А возьмем испанскую литературу XVI–XVII веков. Что связывает ее с австрийской монархией? Практически все тогдашние художественные находки — плод одного-единственного момента, когда Испания распахивает двери Ренессансу, впитывает воздействие Эразма и вместе с другими торит дорогу к Новому времени (отсюда — «Селестина»{60}, Небриха{61}, Гарсиласо, Вивес{62}, братья Вальдесы{63} и многое другое). Позднейшие художники, принадлежавшие, по терминологии Вальбуэны Прата{64}, «мистической реакции» и «периоду национализма», объединяются в оппозиции европейским вкусам и «современному духу» имперской эпохи, лишь развивая устремления и формы, усвоенные Испанией раньше. Сан-Хуан следует за Гарсиласо (вероятно, не без посредства «Гарсиласо на духовный лад» Себастьяна де Кордовы{65}). Фрай Луис де Леон{66} оттачивает в своей поэзии возрожденческий стих, в философии соединяя Платона с христианством. Сервантес — фигура промежуточная, образец светского писателя в обществе монахов и богословов — «пускает в ход Эразмову закваску XVI столетия», не говоря о прямом воздействии на него итальянской культуры и свободного образа жизни. Государство и Церковь перенаправляли и ограничивали эти устремления, подрезая ветви и снимая плоды, но породили их не они. И стоит обратиться к явлению чисто испанскому — испанской драме, как поражает независимость от условностей эпохи. Итак, австрийская монархия не создавала испанское искусство, а, напротив, по мере сил отгораживала страну от нарождающегося духа Нового времени.

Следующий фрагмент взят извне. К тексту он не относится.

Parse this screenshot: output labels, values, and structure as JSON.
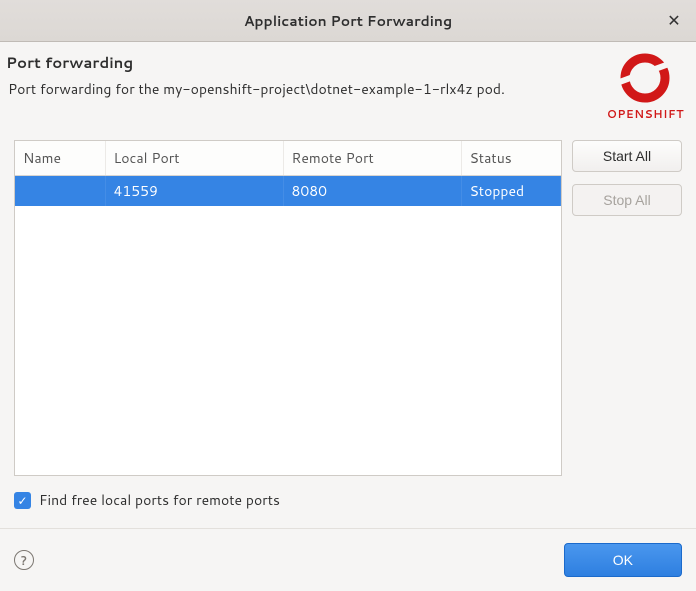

Французские примеры не менее убедительны: пресловутой причинно-следственной связи между централизацией политической власти и расцветом искусства на самом деле нет. Как и в примере с Испанией, классическая эпоха Людовика XIV была подготовлена невиданной философской, религиозной и жизненной активностью XVI столетия. Интеллектуальная раскованность Рабле и Монтеня, самоуглубленность лучших поэтов от Маро{67} и Сэва{68} до Жана де Спонда{69}, Депорта{70} и Шассинье{71}, не говоря о д'Обинье{72} и Ронсаре, любовная лирика Луизы Лабе{73} и так называемых гербовщиков дамских прелестей{74} — все говорит о непосредственности, раскрепощенности, творческой свободе. Теми же чертами отмечено любое другое искусство, больше того — сама жизнь этого глубоко личностного и бунтовщического века. Что может быть дальше от официозного стиля, чем искусство эпохи Валуа — воплощенная выдумка, чувственность, прихоть, порыв, пылкая и просветленная любознательность? Эта волна доходит и до XVII столетия. Но монархия крепнет, и все меняется. Учреждена Академия{75}. Теперь за поэтами надзирает не только Церковь, но и вставшее за преподавательскую кафедру государство. Еще несколько лет, и процесс стерилизации достигает пика — провозглашен Нантский эдикт{76}, иезуиты победили. Вот где ключ к истинному смыслу распри вокруг «Сида»{77} и препон, обступивших Корнеля, вот откуда берут начало беды и горести Мольера, лафонтеновское одиночество и, наконец, молчание Расина{78} — молчание, достойное большего, нежели простодушные ссылки на психологию, и, на мой взгляд, ставшее символом духовной ситуации во Франции «великого века». Искусству стоило бы не искать, а бежать любого высокого покровительства, которое рано или поздно кончается упразднением творчества под предлогом мудрого руководства. «Классицизм» короля-солнца обесплодил Францию. И я вряд ли преувеличу, если скажу, что романтизм, реализм и символизм XIX столетия возникли из глубочайшего отрицания самого духа «великого века» и в попытке перебросить мост к традициям утраченного свободомыслия.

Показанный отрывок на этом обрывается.